I suggest you download the Tody app on both your phone and his. It's a bit of a pain setting it all up but once done it's very easy to use and navigate.

You can list every task that needs doing and the frequency with which it needs doing. You can use a general description, such as "clean the living room" but I find it best to break it down into smaller tasks, such as "vacuum living room floor", "dust the bookshelves", clean the windows" and so on.

When a task is due, it shows up on the app. When you've completed a task, you mark it as completed. It then will become due again according to the schedule you've set.

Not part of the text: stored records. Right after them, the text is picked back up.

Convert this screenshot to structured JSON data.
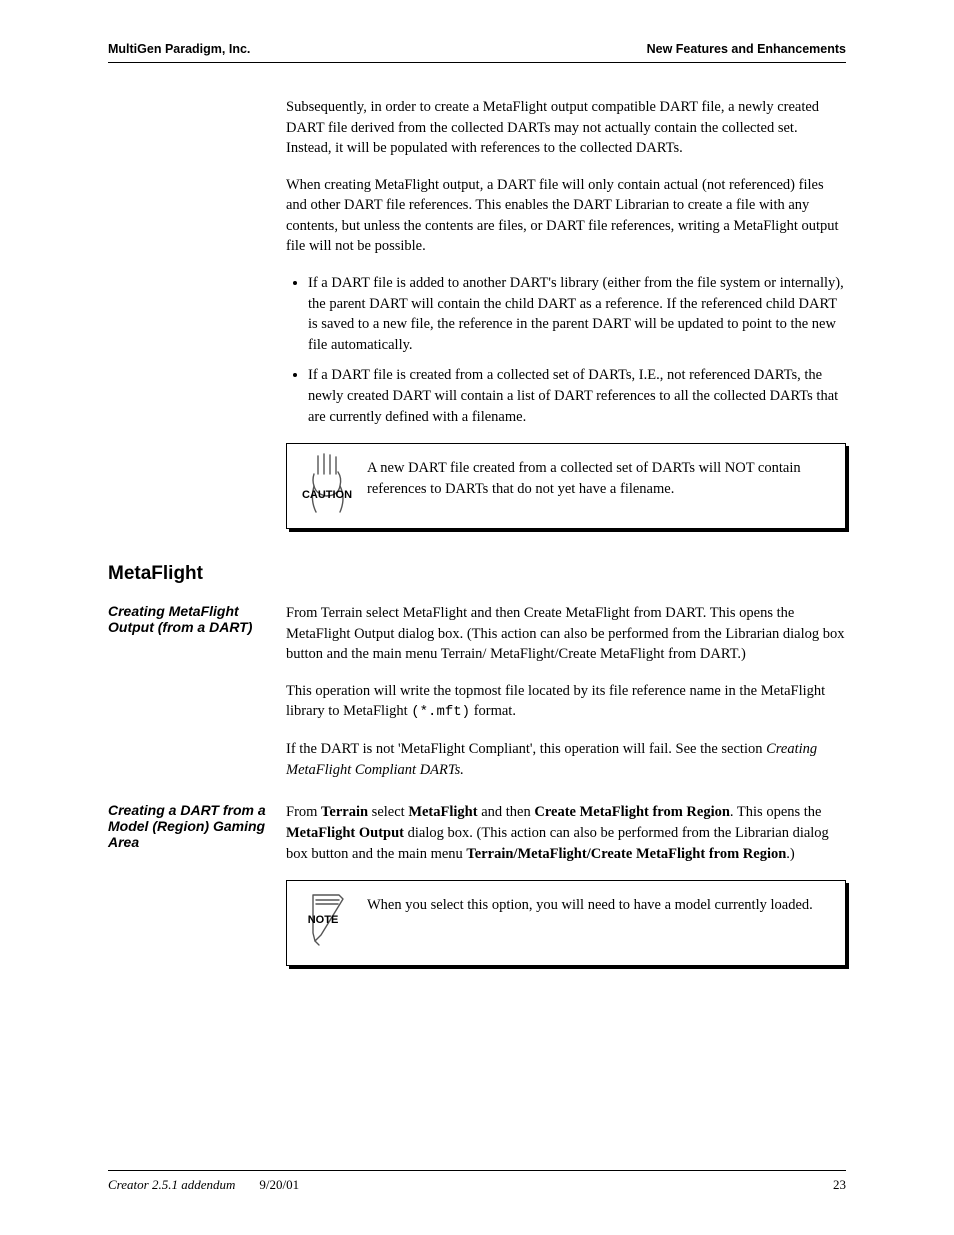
{
  "header": {
    "left": "MultiGen Paradigm, Inc.",
    "right": "New Features and Enhancements"
  },
  "intro": {
    "paragraphs": [
      "Subsequently, in order to create a MetaFlight output compatible DART file, a newly created DART file derived from the collected DARTs may not actually contain the collected set. Instead, it will be populated with references to the collected DARTs.",
      "When creating MetaFlight output, a DART file will only contain actual (not referenced) files and other DART file references. This enables the DART Librarian to create a file with any contents, but unless the contents are files, or DART file references, writing a MetaFlight output file will not be possible."
    ],
    "bullets": [
      "If a DART file is added to another DART's library (either from the file system or internally), the parent DART will contain the child DART as a reference. If the referenced child DART is saved to a new file, the reference in the parent DART will be updated to point to the new file automatically.",
      "If a DART file is created from a collected set of DARTs, I.E., not referenced DARTs, the newly created DART will contain a list of DART references to all the collected DARTs that are currently defined with a filename."
    ]
  },
  "callouts": {
    "caution_text": "A new DART file created from a collected set of DARTs will NOT contain references to DARTs that do not yet have a filename.",
    "note_text": "When you select this option, you will need to have a model currently loaded."
  },
  "section": {
    "heading": "MetaFlight",
    "left_label_1": "Creating MetaFlight Output (from a DART)",
    "para_1": "From Terrain select MetaFlight and then Create MetaFlight from DART. This opens the MetaFlight Output dialog box. (This action can also be performed from the Librarian dialog box button and the main menu Terrain/ MetaFlight/Create MetaFlight from DART.)",
    "para_2_parts": [
      "This operation will write the topmost file located by its file reference name in the MetaFlight library to MetaFlight ",
      "(*.mft)",
      " format."
    ],
    "para_3_parts": [
      "If the DART is not 'MetaFlight Compliant', this operation will fail. See the section ",
      "Creating MetaFlight Compliant DARTs."
    ],
    "left_label_2": "Creating a DART from a Model (Region) Gaming Area",
    "para_4_parts": [
      "From ",
      "Terrain",
      " select ",
      "MetaFlight",
      " and then ",
      "Create MetaFlight from Region",
      ". This opens the ",
      "MetaFlight Output",
      " dialog box. (This action can also be performed from the Librarian dialog box button and the main menu ",
      "Terrain/MetaFlight/Create MetaFlight from Region",
      ".)"
    ]
  },
  "footer": {
    "left": "Creator 2.5.1 addendum",
    "middle": "9/20/01",
    "right": "23"
  }
}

Your bf then doesn't need to ask you what needs doing, he can just open the app and complete some tasks that are due.

It will also make him realise how much you do compared with him, as each person can see what tasks have been completed and by whom.

Bf sleeps half they day and doesn’t help round house
BoredZelda · 25/01/2026 18:51

OP loadsanumbers has gone quiet. Hopefully that means she’s picking her bags and will be off to find a knight in shining armour - or other such fairytale.

whistlesandbells · 25/01/2026 18:54

Sorry OP, to turn the tv on in a room when someone else is sleeping is utterly unpleasant.

It doesn’t sound like he is mature enough to be in a relationship.

Oxo01 · 27/01/2026 17:21

First off take the plug off the TV if he puts it back on, keep taking it off make it an inconvenience for him.
Maybe he will leave it off eventuarly and you can sleep better. If not take the TV out completly.

Charel2girl5 · 27/01/2026 17:46

Get rid! He absolutely doesn’t respect or love you.